Bila kita membuka kitab-kitab mereka maka kita akan mendapatkan jawaban:
“Dimenangkannya riwayat Abu Dawud dan At Tirmidzi atas riwayat Al
Bukhari dan Muslim dalam masalah ini adalah karena sumber berita
keduanya adalah Maimunah orang yang dinikahi Rasulullah SAW, sedangkan
Al Bukhari dan Muslim menerimanya dari Ibnu Abbas, bukan pelaku. Oleh
karena itu informasi yang dilaporkan oleh pelaku lebih patut diterima
ketimbang yang dilaporkan orang lain. Bila masalah ini disampaikan
kepada orang-orang awwam – yang tahunya hanya bahwa Shahih Al Bukhari
dan Shahih Muslim merupakan dua kitab Hadis paling tinggi kualitasnya –
pasti akan menyimpulkan bahwa Rasulullah SAW menikahi Maimunah dalam
keadaan Ihram dan oleh karena itu dalam keadaan berpakaian Ihram (baik
saat Haji atau Umrah) orang boleh melangsungkan pernikahan. Apakah
dengan fatwanya itu kita akan mengatakan bahwa mayoritas Ulama telah
tersesat dan melakukan bid’ah?.
Seperti
ini pula pandangan para Ulama sekitar Qunut dalam Shalat Subuh.
Sebagian mereka menganggapnya tidak Sunnah dengan alasan bahwa yang
namanya Qunut itu hanya dilakukan Rasulullah SAW selama satu bulan
berkenaan dengan perang dibunuhnya para Qurra di dekat sumur Ma’unah.
Ini dijelaskan dalam Hadis yang diriwayatkan oleh Al Bukhari dan Muslim:
عَاصِمٌ
قَالَ سَأَلْتُ أَنَسَ بْنَ مَالِكٍ عَنِ الْقُنُوتِ . فَقَالَ قَدْ كَانَ
الْقُنُوتُ . قُلْتُ قَبْلَ الرُّكُوعِ أَوْ بَعْدَهُ قَالَ قَبْلَهُ .
قَالَ فَإِنَّ فُلاَنًا أَخْبَرَنِى عَنْكَ أَنَّكَ قُلْتَ بَعْدَ
الرُّكُوعِ . فَقَالَ كَذَبَ ، إِنَّمَا قَنَتَ رَسُولُ اللَّهِ - صلى الله
عليه وسلم - بَعْدَ الرُّكُوعِ شَهْرًا - أُرَاهُ - كَانَ بَعَثَ قَوْمًا
يُقَالُ لَهُمُ الْقُرَّاءُ زُهَاءَ سَبْعِينَ رَجُلاً إِلَى قَوْمٍ مِنَ
الْمُشْرِكِينَ دُونَ أُولَئِكَ ، وَكَانَ بَيْنَهُمْ وَبَيْنَ رَسُولِ
اللَّهِ - صلى الله عليه وسلم - عَهْدٌ فَقَنَتَ رَسُولُ اللَّهِ - صلى
الله عليه وسلم - شَهْرًا يَدْعُو عَلَيْهِمْ .رواه البخاري ومسلم
Artinya:
Ashim berkata: Aku bertanya kepada Anas bin Malik tentang Qunut dan ia
mengatakan bahwa Qunut pernah dilakukan.

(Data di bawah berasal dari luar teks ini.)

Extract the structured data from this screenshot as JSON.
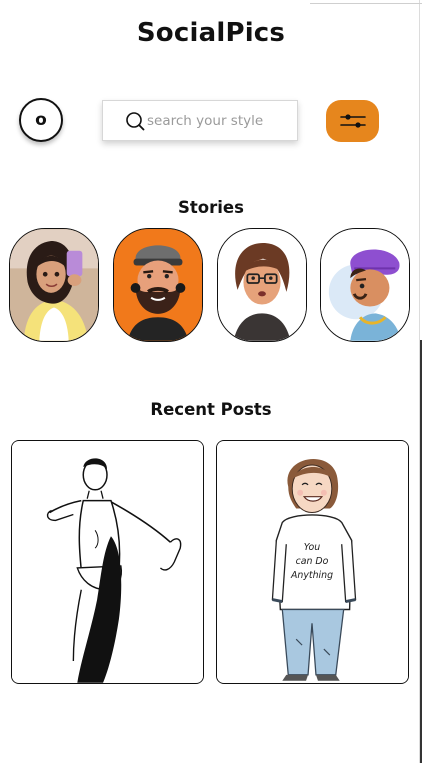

Aku berkata: “Sebelum ruku’
ataukah sesudahnya?”. Anas menjawab: “Sebelum ruku’”. Aku katakan:
“Sesungguhnya si Anu mengatakan kepadaku bahwa engkau mengatakan Qunut
itu sesudah ruku’”. Anas berkata: “Bohong, Rasulullah SAW Qunut setelah
ruku’ itu hanya satu bulan, yang aku tahu beliau pernah mengutus sejumlah sekitar tujuh puluh orang
Qari kepada segolongan orang Musyrik – yang sebelumnya pernah ada janji
antara mereka dengan Rasulullah SAW – maka Rasulullah SAW pun berqunut
selama satu bulan mengutuk mereka”. (HR Al Bukhari dan Muslim).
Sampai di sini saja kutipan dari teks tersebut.